WizardLM 1.0 Uncensored LLaMA2 13B GGUF

Property	Value
Parameter Count	13B
Base Model	LLaMA2
License	LLaMA2
Creator	Eric Hartford
Quantizer	TheBloke

What is WizardLM-1.0-Uncensored-Llama2-13B-GGUF?

This model is a specially quantized version of Eric Hartford's WizardLM 1.0 Uncensored LLaMA2 13B, designed for efficient deployment across various hardware configurations. It's based on the original WizardLM-13B-V1.0 but retrained with a filtered dataset to reduce refusals, avoidance, and inherent biases while maintaining high performance.

Implementation Details

The model is available in multiple GGUF quantizations ranging from 2-bit to 8-bit precision, offering different tradeoffs between model size, memory usage, and quality.

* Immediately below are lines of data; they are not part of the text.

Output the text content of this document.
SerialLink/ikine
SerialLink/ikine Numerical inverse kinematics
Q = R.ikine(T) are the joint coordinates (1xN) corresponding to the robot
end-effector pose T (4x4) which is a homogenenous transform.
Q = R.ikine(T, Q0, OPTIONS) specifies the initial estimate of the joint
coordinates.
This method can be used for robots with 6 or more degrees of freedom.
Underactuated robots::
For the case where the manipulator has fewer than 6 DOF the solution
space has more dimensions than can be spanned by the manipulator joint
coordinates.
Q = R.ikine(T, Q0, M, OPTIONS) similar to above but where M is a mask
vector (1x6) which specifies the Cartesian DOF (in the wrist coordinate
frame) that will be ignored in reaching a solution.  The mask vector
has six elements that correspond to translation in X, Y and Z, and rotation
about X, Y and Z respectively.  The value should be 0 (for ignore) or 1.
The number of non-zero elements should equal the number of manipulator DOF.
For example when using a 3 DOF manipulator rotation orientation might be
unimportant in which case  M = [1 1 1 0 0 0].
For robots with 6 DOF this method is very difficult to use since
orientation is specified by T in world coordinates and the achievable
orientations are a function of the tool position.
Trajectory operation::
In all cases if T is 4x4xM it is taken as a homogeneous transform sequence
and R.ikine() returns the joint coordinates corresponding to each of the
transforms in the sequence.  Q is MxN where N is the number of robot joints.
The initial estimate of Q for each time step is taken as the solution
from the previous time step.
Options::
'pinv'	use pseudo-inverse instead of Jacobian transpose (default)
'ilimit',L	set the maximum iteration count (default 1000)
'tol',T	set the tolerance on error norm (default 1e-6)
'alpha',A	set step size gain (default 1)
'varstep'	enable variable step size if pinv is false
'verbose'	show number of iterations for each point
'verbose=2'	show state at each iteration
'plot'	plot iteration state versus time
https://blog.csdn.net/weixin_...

The GGUF format represents a significant advancement over the previous GGML format, providing improved tokenization, special token support, and extensible metadata capabilities.

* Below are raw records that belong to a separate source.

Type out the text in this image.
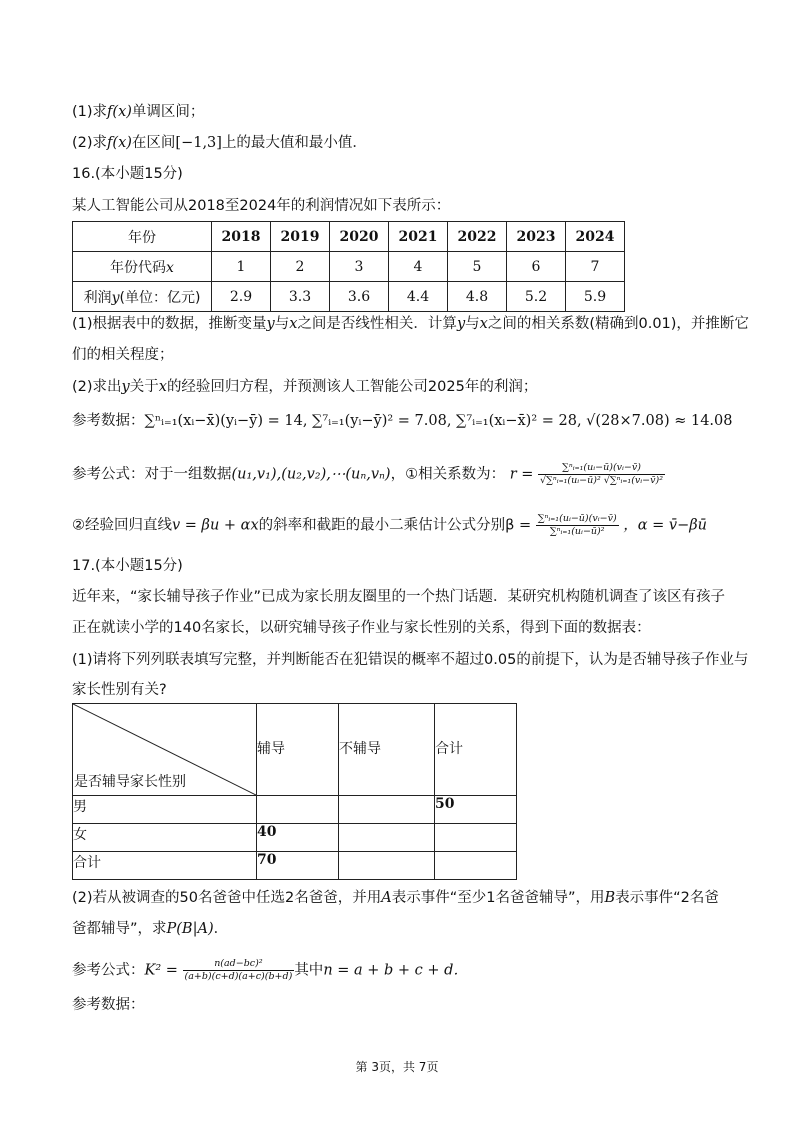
(1)求f(x)单调区间；
(2)求f(x)在区间[−1,3]上的最大值和最小值．
16.(本小题15分)
某人工智能公司从2018至2024年的利润情况如下表所示：
年份	2018	2019	2020	2021	2022	2023	2024
年份代码x	1	2	3	4	5	6	7
利润y(单位：亿元)	2.9	3.3	3.6	4.4	4.8	5.2	5.9
(1)根据表中的数据，推断变量y与x之间是否线性相关．计算y与x之间的相关系数(精确到0.01)，并推断它
们的相关程度；
(2)求出y关于x的经验回归方程，并预测该人工智能公司2025年的利润；
参考数据：∑ⁿᵢ₌₁(xᵢ−x̄)(yᵢ−ȳ) = 14, ∑⁷ᵢ₌₁(yᵢ−ȳ)² = 7.08, ∑⁷ᵢ₌₁(xᵢ−x̄)² = 28, √(28×7.08) ≈ 14.08
参考公式：对于一组数据(u₁,v₁),(u₂,v₂),⋯(uₙ,vₙ)，①相关系数为： $r = \frac{\text{∑ⁿᵢ₌₁(uᵢ−ū)(vᵢ−v̄)}}{\text{√∑ⁿᵢ₌₁(uᵢ−ū)² √∑ⁿᵢ₌₁(vᵢ−v̄)²}}$
②经验回归直线v = βu + αx的斜率和截距的最小二乘估计公式分别$\beta = \frac{\text{∑ⁿᵢ₌₁(uᵢ−ū)(vᵢ−v̄)}}{\text{∑ⁿᵢ₌₁(uᵢ−ū)²}}$ ，α = v̄−βū
17.(本小题15分)
近年来，“家长辅导孩子作业”已成为家长朋友圈里的一个热门话题．某研究机构随机调查了该区有孩子
正在就读小学的140名家长，以研究辅导孩子作业与家长性别的关系，得到下面的数据表：
(1)请将下列列联表填写完整，并判断能否在犯错误的概率不超过0.05的前提下，认为是否辅导孩子作业与
家长性别有关?
是否辅导家长性别	辅导	不辅导	合计

男			50
女	40		
合计	70		
(2)若从被调查的50名爸爸中任选2名爸爸，并用A表示事件“至少1名爸爸辅导”，用B表示事件“2名爸
爸都辅导”，求P(B|A)．
参考公式：$K^2 = \frac{\text{n(ad−bc)²}}{(a+b)(c+d)(a+c)(b+d)}$ 其中n = a + b + c + d．
参考数据：
第 3页，共 7页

Multiple quantization options from 5.43GB (Q2_K) to 13.83GB (Q8_0)
Supports both CPU and GPU inference with layer offloading
Uses Vicuna 1.1-style prompting format
Compatible with various front-ends including text-generation-webui and LM Studio

Core Capabilities

Reduced ethical constraints compared to base WizardLM while maintaining LLaMA2's core capabilities
Flexible deployment options across different hardware configurations
Support for extended context lengths with automatic RoPE scaling
Integration with popular frameworks like LangChain

Frequently Asked Questions

Q: What makes this model unique?

This model combines the powerful WizardLM architecture with reduced constraints while providing highly efficient GGUF quantization options for practical deployment. It maintains performance while offering significantly reduced model sizes.

Q: What are the recommended use cases?

The model is particularly suited for applications requiring more direct and unrestricted responses, while being deployable on consumer hardware. The Q4_K_M and Q5_K_M quantizations are recommended for balanced performance and efficiency.